Half these stock touting organizations are not even curated. They are just programs that scrape reporting company PR's.
"Share-Based Payment Arrangements. The Company applies FASB ASC Topic 718, Compensation – Stock Compensation (“FASB ASC 718”), which requires the measurement and recognition of compensation expense for all share-based payment awards made to employees and directors, including employee stock options,
based on estimated fair values. Share-based compensation expense recognized for the three months ended March 31, 2013 and 2012 was $3.0 million and $2.5 million, respectively. See Note 4 for additional information."
Sentiment: Strong Sell
They spent just under $300 million. What did they get? These figures are from their own just amended 8-K with the SEC.
Revenues:
2010 $104 million
2011 $113 million
2013 $111 million
hardly nipple hardening...
Actual real GAAP net profits or losses (not before bad stuff)
2010 $3.8 million profit
2011 $3.6 million LOSS
2012 $3.4 million LOSS
still waiting for a bracing cool wind...
Balance Sheet
Current assets $112 million
IPO at end of 2010 $64 million which was the net.

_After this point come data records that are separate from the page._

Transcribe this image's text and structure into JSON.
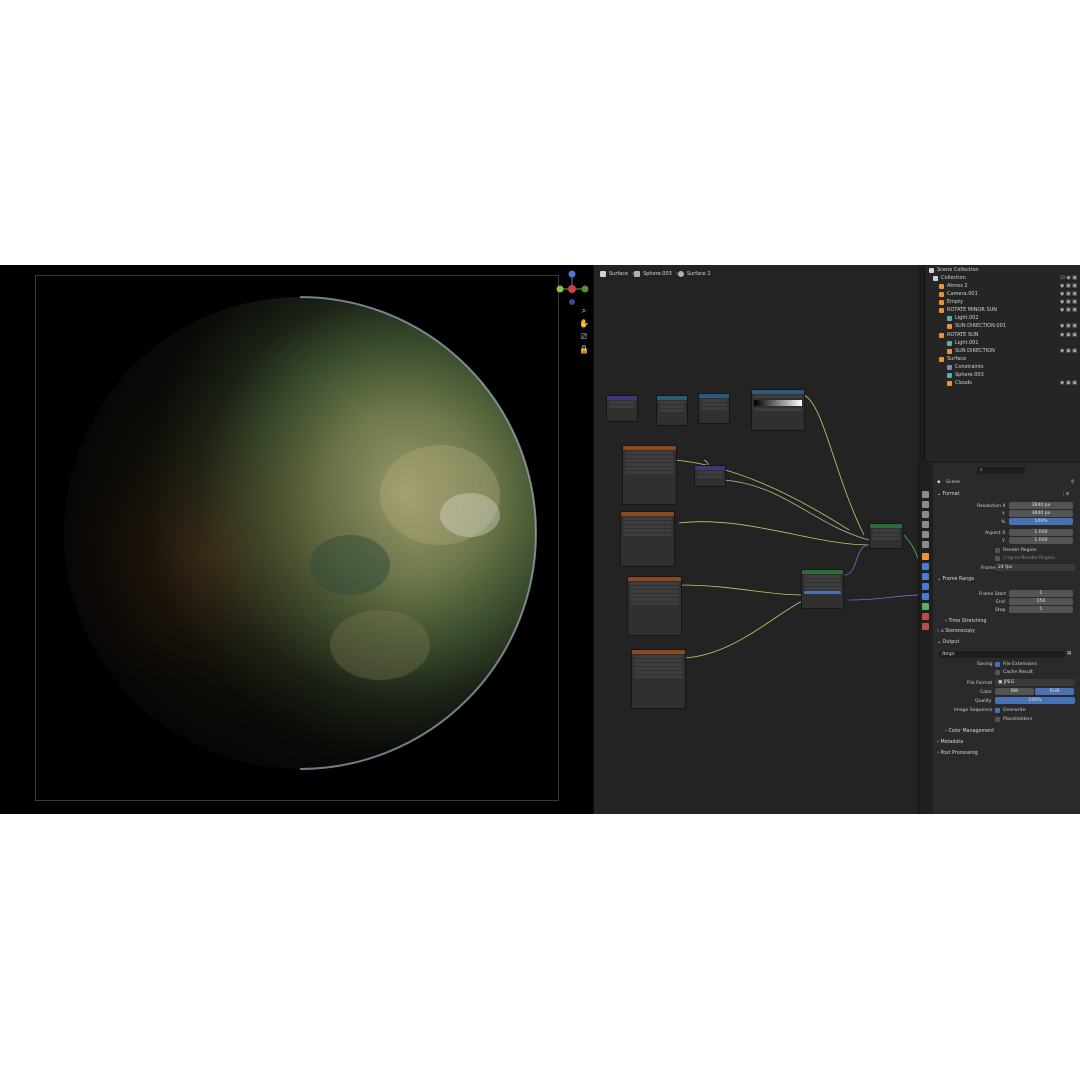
{
  "node_editor": {
    "breadcrumb": [
      "Surface",
      "Sphere.003",
      "Surface 2"
    ]
  },
  "outliner": {
    "items": [
      {
        "label": "Scene Collection",
        "indent": 0
      },
      {
        "label": "Collection",
        "indent": 1
      },
      {
        "label": "Atmos 2",
        "indent": 2
      },
      {
        "label": "Camera.001",
        "indent": 2
      },
      {
        "label": "Empty",
        "indent": 2
      },
      {
        "label": "ROTATE MINOR SUN",
        "indent": 2
      },
      {
        "label": "Light.002",
        "indent": 3
      },
      {
        "label": "SUN DIRECTION.001",
        "indent": 3
      },
      {
        "label": "ROTATE SUN",
        "indent": 2
      },
      {
        "label": "Light.001",
        "indent": 3
      },
      {
        "label": "SUN DIRECTION",
        "indent": 3
      },
      {
        "label": "Surface",
        "indent": 2
      },
      {
        "label": "Constraints",
        "indent": 3
      },
      {
        "label": "Sphere.003",
        "indent": 3
      },
      {
        "label": "Clouds",
        "indent": 3
      }
    ]
  },
  "properties": {
    "scene_label": "Scene",
    "format": {
      "header": "Format",
      "resolution_x_label": "Resolution X",
      "resolution_x": "3840 px",
      "y_label": "Y",
      "resolution_y": "3840 px",
      "pct_label": "%",
      "pct": "100%",
      "aspect_x_label": "Aspect X",
      "aspect_x": "1.000",
      "aspect_y_label": "Y",
      "aspect_y": "1.000",
      "render_region": "Render Region",
      "crop_region": "Crop to Render Region",
      "frame_rate_label": "Frame Rate",
      "frame_rate": "24 fps"
    },
    "frame_range": {
      "header": "Frame Range",
      "start_label": "Frame Start",
      "start": "1",
      "end_label": "End",
      "end": "250",
      "step_label": "Step",
      "step": "1",
      "time_stretching": "Time Stretching",
      "stereoscopy": "Stereoscopy"
    },
    "output": {
      "header": "Output",
      "path": "/tmp\\",
      "saving_label": "Saving",
      "file_extensions": "File Extensions",
      "cache_result": "Cache Result",
      "file_format_label": "File Format",
      "file_format": "JPEG",
      "color_label": "Color",
      "color_bw": "BW",
      "color_rgb": "RGB",
      "quality_label": "Quality",
      "quality": "100%",
      "image_sequence_label": "Image Sequence",
      "overwrite": "Overwrite",
      "placeholders": "Placeholders",
      "color_management": "Color Management"
    },
    "metadata": "Metadata",
    "post_processing": "Post Processing"
  },
  "colors": {
    "accent": "#4772b3",
    "node_tex": "#8a4a1e",
    "node_vec": "#3a3a7a",
    "node_conv": "#2e5a7a",
    "node_shader": "#2e6a3a"
  }
}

$20 million was expenses for the IPO. Shareholders paid over $80 million of which only $64 million went to the company. Love that Wall Street. They should be PI lawyers.
The reason for the acquisition is they need a story. Stories is what nickel rockets depend on when they cannot depend on profits. Every story stock comes with a bad ending because people pay too much for stories and not enough for earnings.
the idea that the large funds that have invested in Athena have a clue as to what they have invested in is absurd. If I have to listen to one more pundit wax eloquent about "the cloud" I will vomit. They will not understand what a cloud is until they are caught without a jacket or an umbrella.
Sentiment: Strong Sell
It demonstrates what I have been saying. An adverse economy of scale. Their revenue goes up but their costs go up higher. This is precisely the wrong way. It proves they have a lot of hype around marketing and no super sauce at all. If they had a positively scalable invention there they would be having higher percentages of profit gains, not smaller. Unfortunately when you have adverse scalability as you grow it gets worse and worse, just as if you had positive scalability as you grew it would get larger and larger.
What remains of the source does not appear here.